Ülkemizin kurucusu.Kalbimiz,Herşeyimizdir Atatürk.Biz ona borçluyuz.ATAMIZA BORÇLUYUZ.
o bir milletin vücut bulmuş halidir.söylenecek başka söz yok siz yorumlayın.
hemşehrim olduğu için gurur duyduğum, büyük lider. mernis sisteminde aynen şöyle yazar.

mernis sisteminde aşağıdaki gibi yazarsanız çıkıyor.

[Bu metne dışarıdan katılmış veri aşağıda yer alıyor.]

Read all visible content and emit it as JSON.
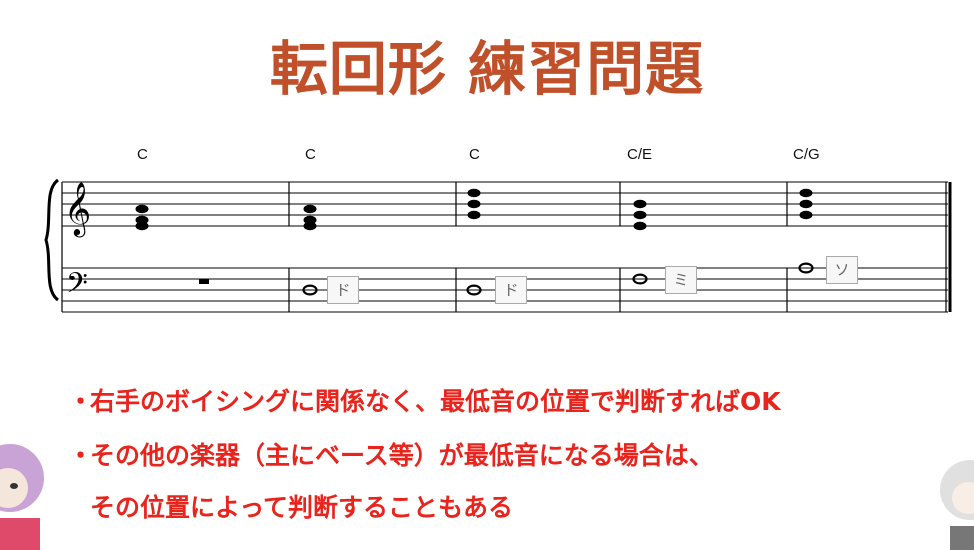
{
  "title": "転回形 練習問題",
  "chords": [
    "C",
    "C",
    "C",
    "C/E",
    "C/G"
  ],
  "bass_labels": [
    "ド",
    "ド",
    "ミ",
    "ソ"
  ],
  "bullets": [
    "右手のボイシングに関係なく、最低音の位置で判断すればOK",
    "その他の楽器（主にベース等）が最低音になる場合は、"
  ],
  "bullet_continuation": "その位置によって判断することもある",
  "colors": {
    "title": "#c0502a",
    "bullet_text": "#e8241c"
  }
}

t.c. kimlik no sorgulama sonuçları:
t.c. kimlik no: 10000000146

il: gaziantep
ilçe: şahinbey
adı: gazi mustafa kemal
soyadı: atatürk
mahalle / köy: bey
baba adı: ali riza bey
anne adı: zübeyde hanim
cilt no: 10
aile sıra no: 44
doğum yılı: 1881
birey sıra no: 1
cinsiyeti: erkek

belediye meclisi karari
ulu önder 26 kânunisani (ocak) 1933 tarihinde şehrimizi şereflendirdiler. şehrimiz için ebedi bir saadet kaynağı olan bir tarihi günde toplanan şehir meclisi yüce halâskâr için halkımızın taşıdığı sonsuz minnet ve şükran duygularını ifade etmek üzere büyük atatürk'e gazi yurdun hemşehriliğini arz etmeyi kararlaştırdı. ve şu mazbatayı tanzim etti. tarihi yüksek kıymetine binaen aşağıya alıyoruz:
reisicumhur gazi mustafa kemal paşa hazretleri türkiye'nin bânisi ve en büyük milli rehberidir. işgal edilen yurdumuzun istiklalinin temin için milli bir cihat açmış ve milletin başkumandanlığını yaparak türkiye'yi kurtarmıştır. bundan sonra idari, fikri, iktisadi, ilmi, birçok inkılâplar meydana getirerek yurdumuzu mütemadiyen yükseltmiş ve yalnız türkiye'de değil bütün dünyada tarihin en büyük kumandanı, en büyük inkılâpçısı, en büyük ilim ve fikir adamı olarak tanınmıştır.
işgal edilmiş olan gaziantep'te bu mücadele ve inkılâplarda büyük liderin yaktığı ışık arkasından koşmuş, vesaiti harbiyesi olmadığı halde her şeyden evvel tek başına onbir ay mücehhez fransız ordusuyla çarpışmış, şehrin bombardıman edilmesinden, mitralyözlerle taranmasından, hücuma uğramasından yılmamış; fransızlara harben teslim olmamış; bu suretle milli mücadelenin şanlı bir sahifesini yazmış ve tarihe emsali bulunmaz bir kahramanlık namı bırakmıştır.
bunun için büyük millet meclisi bir mustafa kemal'e bir de antep'e gazilik madalyası takmıştır.
gazi halâskâr, gazi şehre 26 kânunusani 1933 tarihinde ilk defa teşrif buyurmuşlardır. gaziantep ahalisinin hissiyatına tercüman olan belediye meclisi bu çok ulvi levhanın hatırasını ebedileştirmek için şehrin fahri hemşehriliğini cumhuriyet halk fıkrasının daimi, umumi reisi olan adaşına arz ve takdim etmeye ve gaziantep cumhuriyet halk fıkrasının bulunduğu bey mahallesi nüfusuna bu kaydı tescil ettirmeğe karar vermiştir.